Essentially I'm in my second year at Uni, I feel like I have a good amount of potential but I find it hard to give things my all and make my work look great and as such I hate everything I've made for Uni. So far I've mostly been getting 2:1's but I find the modules that we're set to be a little boring and I lose drive and interest.
I'm surrounded by people who I feel are much better than me and find it really easy and being older than most here (25) I'm struggling to feel like I have what it takes.
I recently decided to start doing something like a prop a week to keep myself focused and give myself practice and chance to learn but I often never finish what I set out to do and it annoys me. This time I'm going to try really hard to actually do this as its something that could influence the rest of my life.
Sorry for the rant but I was just wondering what any of you do/did to keep motivation alive and how you've improved?
Replies
Also modules can be boring but ultimately think of it as if it was a job, you boss tells you to make "X", then you have to make it whether you like it or not, or you don't have a job. It doesn't matter if its not interesting, its up to you to make it interesting. Finding a way to make what can seem like a dull project interesting is hard but you can always use it as an excuse to try out some new software or a new technique. Or putting a spin on task that others might not expect.

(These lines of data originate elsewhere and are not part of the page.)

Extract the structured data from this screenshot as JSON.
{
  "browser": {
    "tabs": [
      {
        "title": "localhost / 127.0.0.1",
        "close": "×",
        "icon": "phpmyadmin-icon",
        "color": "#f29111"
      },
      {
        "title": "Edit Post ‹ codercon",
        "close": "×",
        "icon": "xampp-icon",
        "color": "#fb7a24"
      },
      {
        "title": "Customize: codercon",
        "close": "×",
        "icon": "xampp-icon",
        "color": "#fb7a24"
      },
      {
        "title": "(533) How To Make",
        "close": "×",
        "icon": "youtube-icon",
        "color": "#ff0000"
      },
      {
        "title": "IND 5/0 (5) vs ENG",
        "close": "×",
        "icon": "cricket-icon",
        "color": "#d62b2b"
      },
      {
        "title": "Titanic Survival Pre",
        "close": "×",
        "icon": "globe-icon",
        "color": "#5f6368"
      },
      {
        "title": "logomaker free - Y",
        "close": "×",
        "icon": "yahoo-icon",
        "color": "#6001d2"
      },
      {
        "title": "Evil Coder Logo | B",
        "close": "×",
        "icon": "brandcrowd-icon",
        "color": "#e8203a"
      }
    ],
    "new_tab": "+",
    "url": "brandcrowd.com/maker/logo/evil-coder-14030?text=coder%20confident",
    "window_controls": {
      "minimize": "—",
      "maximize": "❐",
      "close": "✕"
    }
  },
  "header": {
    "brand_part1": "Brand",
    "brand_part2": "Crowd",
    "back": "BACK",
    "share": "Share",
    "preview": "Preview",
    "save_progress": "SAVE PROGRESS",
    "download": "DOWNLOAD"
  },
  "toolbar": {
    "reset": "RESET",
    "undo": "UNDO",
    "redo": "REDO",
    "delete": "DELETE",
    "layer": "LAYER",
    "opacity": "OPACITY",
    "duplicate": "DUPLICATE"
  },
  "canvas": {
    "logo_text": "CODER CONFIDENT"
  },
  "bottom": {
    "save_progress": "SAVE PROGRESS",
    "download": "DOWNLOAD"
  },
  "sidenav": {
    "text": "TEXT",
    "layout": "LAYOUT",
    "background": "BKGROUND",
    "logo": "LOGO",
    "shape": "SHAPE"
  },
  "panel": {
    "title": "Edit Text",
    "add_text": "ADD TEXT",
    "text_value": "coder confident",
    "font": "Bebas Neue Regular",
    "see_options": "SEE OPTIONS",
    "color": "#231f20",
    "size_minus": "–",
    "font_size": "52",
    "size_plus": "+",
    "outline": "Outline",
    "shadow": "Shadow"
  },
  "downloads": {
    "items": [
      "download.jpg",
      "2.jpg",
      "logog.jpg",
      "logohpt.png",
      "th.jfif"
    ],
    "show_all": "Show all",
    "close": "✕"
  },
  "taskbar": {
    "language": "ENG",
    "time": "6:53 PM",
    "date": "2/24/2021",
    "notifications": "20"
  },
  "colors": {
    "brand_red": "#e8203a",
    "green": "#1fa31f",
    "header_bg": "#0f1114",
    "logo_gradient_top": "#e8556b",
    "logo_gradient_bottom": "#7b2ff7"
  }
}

The main thing is keep at it, with hard work everything should fall into place.
There are already tons of motivational threads on here - look up Hazardous' excerpt on motivation, its pretty well known. Your first problem is depending on motivation to get work done. It's fleeting and fickle - you need to develop self discipline with your work and have more of a set schedule if you feel you aren't getting ahead. It's very easy to feel like people are way better than you and that they get work finished easily, when you're not completing the assignments yourself. In terms of finishing assets, its just something you have to sit down and do, rather than moving on to another project. Better to have a sparse portfolio with 1-2 well polished, complete assets than 5-6 half assed ones. Again, self discipline is key.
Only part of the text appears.